En cabinet j’entends souvent les gens me livrer leur sentiment d’échec. Ils s’étaient mariés pour la vie. Divorcer signifie ne pas avoir tenu l’engagement fait à l’autre, devant notre famille, devant le maire, devant Dieu.
Je m’interroge : comment faire une promesse qui peut nous engager sur les 50 ou 60 prochaines années ? Comment prendre un tel engagement, sur tant d’années, sans connaître qui nous serons dans dix, vingt ou trente ans et sans connaître ce que notre conjoint(e) qu’on aime tant aujourd’hui sera devenu(e) ?
Est-il possible de promettre de n’aimer personne d’autre pour tout le reste de la vie ?
Si nous sommes très sincères, nous pouvons dire que nous l’espérons ! Mais qui peut honnêtement affirmer et préjuger l’avenir ?
Nous sommes des êtres de relation et il est impossible d’empêcher une rencontre qui va transformer vos certitudes, qui va venir déstabiliser votre vie familiale très installée. L’amour pour un compagnon/ une compagne ne se commande pas, il se ressent, il se nourrit… mais il peut s’éteindre et il peut se transformer.
Par ailleurs, au-delà de la question du physique, il y a également et surtout ce que nous deviendrons intérieurement. Serons-nous encore sur le même chemin après les différents aléas de la vie ?
Pendant de longues années, il m’a semblé qu’une telle promesse était un mensonge aussi gros que celui du père-noël pour les enfants. Pour autant j’aime ces mensonges car ils sont livrés et entretenus avec un tel amour sincère que je n’arrive pas à y renoncer.
Un jour, un échange avec une bonne connaissance, m’a réglé une bonne fois pour toute cette ambiguïté intérieure :
Alors que je pleurais sur mon mariage « raté » et que j’étais en boucle sur ce sentiment d’échec, elle m’a suggéré une réflexion sur le concept de « se marier pour la vie » et m’a proposé de chercher des synonymes de vie.
J’avoue : l’exercice m’agaçait un peu…. J’avais envie de rester sur le fait que c’était un échec et qu’il n’y avait pas besoin d’aller chercher plus loin : « Madame « la psy », je suis complètement nulle, j’ai tout fait foirer…. alors arrêtez d’essayer de me démontrer le contraire ! ».

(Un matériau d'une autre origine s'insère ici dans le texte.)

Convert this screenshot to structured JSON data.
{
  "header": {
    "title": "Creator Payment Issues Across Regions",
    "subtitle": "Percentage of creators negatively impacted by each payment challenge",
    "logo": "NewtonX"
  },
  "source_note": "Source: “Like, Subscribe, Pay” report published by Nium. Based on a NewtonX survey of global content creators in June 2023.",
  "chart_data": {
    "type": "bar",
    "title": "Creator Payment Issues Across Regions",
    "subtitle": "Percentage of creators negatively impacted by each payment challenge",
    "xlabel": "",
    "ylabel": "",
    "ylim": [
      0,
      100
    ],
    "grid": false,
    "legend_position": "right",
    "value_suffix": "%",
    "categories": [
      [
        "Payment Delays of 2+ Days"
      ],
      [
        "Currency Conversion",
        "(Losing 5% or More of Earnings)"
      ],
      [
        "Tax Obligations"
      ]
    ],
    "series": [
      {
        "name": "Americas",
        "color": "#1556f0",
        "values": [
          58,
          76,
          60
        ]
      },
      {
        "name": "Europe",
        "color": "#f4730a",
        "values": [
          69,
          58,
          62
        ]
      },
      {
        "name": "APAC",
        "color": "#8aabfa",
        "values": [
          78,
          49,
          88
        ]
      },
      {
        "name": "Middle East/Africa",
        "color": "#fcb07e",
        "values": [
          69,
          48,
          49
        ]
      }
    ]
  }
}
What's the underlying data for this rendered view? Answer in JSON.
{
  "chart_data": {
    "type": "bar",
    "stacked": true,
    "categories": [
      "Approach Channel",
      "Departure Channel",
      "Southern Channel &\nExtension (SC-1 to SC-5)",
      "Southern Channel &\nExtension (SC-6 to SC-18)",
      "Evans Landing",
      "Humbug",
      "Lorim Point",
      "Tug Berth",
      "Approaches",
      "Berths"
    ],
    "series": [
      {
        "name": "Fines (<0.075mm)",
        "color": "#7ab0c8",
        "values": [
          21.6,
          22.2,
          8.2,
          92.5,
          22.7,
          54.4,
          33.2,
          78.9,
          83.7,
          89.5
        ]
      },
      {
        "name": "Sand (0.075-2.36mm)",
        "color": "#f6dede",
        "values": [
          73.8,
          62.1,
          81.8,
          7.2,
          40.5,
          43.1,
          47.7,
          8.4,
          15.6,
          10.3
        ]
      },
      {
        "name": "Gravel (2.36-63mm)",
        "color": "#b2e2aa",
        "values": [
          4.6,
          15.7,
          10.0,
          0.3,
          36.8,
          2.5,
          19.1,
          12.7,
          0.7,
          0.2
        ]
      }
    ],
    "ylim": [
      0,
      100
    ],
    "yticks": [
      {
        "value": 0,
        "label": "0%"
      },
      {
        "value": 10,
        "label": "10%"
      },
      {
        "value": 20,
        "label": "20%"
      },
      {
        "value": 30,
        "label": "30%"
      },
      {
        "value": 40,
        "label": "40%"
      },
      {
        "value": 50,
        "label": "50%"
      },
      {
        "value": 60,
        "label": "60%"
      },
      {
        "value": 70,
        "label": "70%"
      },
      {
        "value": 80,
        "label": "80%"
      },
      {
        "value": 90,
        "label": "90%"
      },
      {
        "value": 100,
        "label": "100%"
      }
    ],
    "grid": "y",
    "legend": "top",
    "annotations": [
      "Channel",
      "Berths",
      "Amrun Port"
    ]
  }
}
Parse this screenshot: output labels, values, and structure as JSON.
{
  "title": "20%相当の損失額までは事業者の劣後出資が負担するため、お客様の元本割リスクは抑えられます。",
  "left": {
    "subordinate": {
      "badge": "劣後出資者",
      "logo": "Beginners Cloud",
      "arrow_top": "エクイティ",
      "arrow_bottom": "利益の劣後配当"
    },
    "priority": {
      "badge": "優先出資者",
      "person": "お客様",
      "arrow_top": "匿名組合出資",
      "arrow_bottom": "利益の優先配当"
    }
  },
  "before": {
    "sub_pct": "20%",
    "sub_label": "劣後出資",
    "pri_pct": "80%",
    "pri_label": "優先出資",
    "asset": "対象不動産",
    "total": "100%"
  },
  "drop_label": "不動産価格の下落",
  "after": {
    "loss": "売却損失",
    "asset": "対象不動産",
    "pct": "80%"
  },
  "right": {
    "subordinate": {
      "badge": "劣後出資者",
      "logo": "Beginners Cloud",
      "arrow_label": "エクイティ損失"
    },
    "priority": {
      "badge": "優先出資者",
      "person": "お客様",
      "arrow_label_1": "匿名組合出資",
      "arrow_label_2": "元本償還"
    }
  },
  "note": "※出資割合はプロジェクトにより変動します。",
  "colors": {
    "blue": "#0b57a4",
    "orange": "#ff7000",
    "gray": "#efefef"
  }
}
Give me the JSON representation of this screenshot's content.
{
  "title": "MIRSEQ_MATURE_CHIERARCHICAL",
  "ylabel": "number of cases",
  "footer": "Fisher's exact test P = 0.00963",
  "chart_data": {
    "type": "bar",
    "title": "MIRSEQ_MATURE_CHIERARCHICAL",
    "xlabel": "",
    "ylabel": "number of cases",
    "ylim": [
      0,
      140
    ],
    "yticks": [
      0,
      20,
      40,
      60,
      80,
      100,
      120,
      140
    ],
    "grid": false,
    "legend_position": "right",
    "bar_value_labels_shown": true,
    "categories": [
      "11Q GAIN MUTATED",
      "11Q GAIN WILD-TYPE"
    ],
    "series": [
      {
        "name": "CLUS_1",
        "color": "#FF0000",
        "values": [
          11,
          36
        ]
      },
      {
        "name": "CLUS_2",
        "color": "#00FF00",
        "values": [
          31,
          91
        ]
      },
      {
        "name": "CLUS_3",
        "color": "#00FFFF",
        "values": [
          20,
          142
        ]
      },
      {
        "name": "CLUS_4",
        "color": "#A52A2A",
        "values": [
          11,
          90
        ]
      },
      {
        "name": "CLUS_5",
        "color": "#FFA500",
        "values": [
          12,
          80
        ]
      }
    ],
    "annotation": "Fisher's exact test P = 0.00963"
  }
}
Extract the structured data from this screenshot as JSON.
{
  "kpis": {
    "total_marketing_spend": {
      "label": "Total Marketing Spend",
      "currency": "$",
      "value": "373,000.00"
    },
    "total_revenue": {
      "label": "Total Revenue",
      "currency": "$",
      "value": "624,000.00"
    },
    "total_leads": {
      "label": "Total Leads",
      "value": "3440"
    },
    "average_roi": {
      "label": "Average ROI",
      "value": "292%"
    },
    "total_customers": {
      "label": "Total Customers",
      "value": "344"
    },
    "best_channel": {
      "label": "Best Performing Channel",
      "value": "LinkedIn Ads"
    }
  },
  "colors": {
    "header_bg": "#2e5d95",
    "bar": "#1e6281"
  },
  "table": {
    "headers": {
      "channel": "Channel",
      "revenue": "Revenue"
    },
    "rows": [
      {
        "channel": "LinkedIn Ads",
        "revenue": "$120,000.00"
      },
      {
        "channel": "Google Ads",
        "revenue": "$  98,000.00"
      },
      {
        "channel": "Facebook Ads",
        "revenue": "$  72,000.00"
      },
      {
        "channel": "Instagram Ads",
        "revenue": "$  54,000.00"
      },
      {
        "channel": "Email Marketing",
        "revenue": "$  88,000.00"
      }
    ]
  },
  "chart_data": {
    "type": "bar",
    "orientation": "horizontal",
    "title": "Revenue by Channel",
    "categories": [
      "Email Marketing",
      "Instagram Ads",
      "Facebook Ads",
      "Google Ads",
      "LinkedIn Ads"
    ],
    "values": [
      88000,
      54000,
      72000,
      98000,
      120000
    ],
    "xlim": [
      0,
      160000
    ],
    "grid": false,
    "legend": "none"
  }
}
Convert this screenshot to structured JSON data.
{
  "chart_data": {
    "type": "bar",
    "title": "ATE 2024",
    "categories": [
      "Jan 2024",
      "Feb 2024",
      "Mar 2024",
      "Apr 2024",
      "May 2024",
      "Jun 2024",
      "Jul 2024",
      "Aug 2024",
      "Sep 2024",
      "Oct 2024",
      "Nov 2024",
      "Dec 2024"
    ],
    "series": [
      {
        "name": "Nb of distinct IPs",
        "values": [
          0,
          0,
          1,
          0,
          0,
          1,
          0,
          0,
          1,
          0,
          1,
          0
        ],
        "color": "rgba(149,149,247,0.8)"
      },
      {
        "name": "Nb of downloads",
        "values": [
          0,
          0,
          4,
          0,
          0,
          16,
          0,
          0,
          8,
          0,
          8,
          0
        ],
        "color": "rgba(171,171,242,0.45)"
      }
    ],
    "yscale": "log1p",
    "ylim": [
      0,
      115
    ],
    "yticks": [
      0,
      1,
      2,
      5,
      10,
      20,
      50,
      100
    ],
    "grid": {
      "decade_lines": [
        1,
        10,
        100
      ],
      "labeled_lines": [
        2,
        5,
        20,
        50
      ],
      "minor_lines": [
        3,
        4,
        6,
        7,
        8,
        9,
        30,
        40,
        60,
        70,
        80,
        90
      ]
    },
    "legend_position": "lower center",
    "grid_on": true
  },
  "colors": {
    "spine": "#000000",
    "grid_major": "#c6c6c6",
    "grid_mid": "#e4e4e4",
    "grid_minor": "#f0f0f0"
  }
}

Mais bon… ok je me prête à l’exercice :
Honnêtement j’ai peiné à trouver : hormis « existence » ou « de la naissance à la mort », je ne voyais pas grand-chose…
« Vie » cela veut tout dire et rien dire.
Elle m’a finalement suggéré plusieurs synonymes, dont certains m’ont étonné.
A l’occasion n’hésitez pas à aller chercher sur internet ces synonymes, ils sont intéressants à visualiser pour porter un regard plus ouvert sur la notion de mariage « pour la vie ».
Le synonyme que je retiens est « quotidien ». Quand je me suis mariée, je me suis mariée pour la vie, c’est-à-dire pour partager un « quotidien ». Si nous nous engagions véritablement pour toute notre existence jusqu’à 95 ans, nous écririons le mot «vie » avec un V majuscule.
Or le fait d’écrire spontanément « se marier pour la vie » avec un « v » minuscule nous ramène à une promesse bien plus tenable qui, dès lors, n’est plus un mensonge !
Avec cette nuance, nous nous marions pour partager avec amour, dans la joie et dans l’adversité, ce quotidien de la vie.
La nuance est subtile mais elle a du sens car elle nous permet de nous éloigner de la notion d’échec.
Je peux quitter mon mariage ou mon/ma conjoint(e) peut également me quitter car mon engagement n’était pas pour aller jusqu’à 95 ans mais pour partager un présent tant qu’il est possible et que je suis en paix avec celui-ci. Je n’ai donc pas loupé mon mariage. Au contraire, je reste dans la même sincérité que le jour où nous nous sommes dit oui à la mairie !
En imaginant, par erreur de langage ou par pression sociale, nous marier pour la Vie (l’existence), nous avons visé un but erroné. En effet, il suffisait de se marier pour la vie (le quotidien) pour se concentrer sur le chemin et sa qualité.
Il ne s’agit pas de durer pour atteindre un jour l’eldorado évoqué précédemment, il s’agit de cheminer au présent pour gagner en qualité de vie.
Contrairement à ce que nous pensions, la finalité du « ils vécurent heureux et eurent beaucoup d’enfants » avait moins de sens que l’histoire elle-même dans son présent.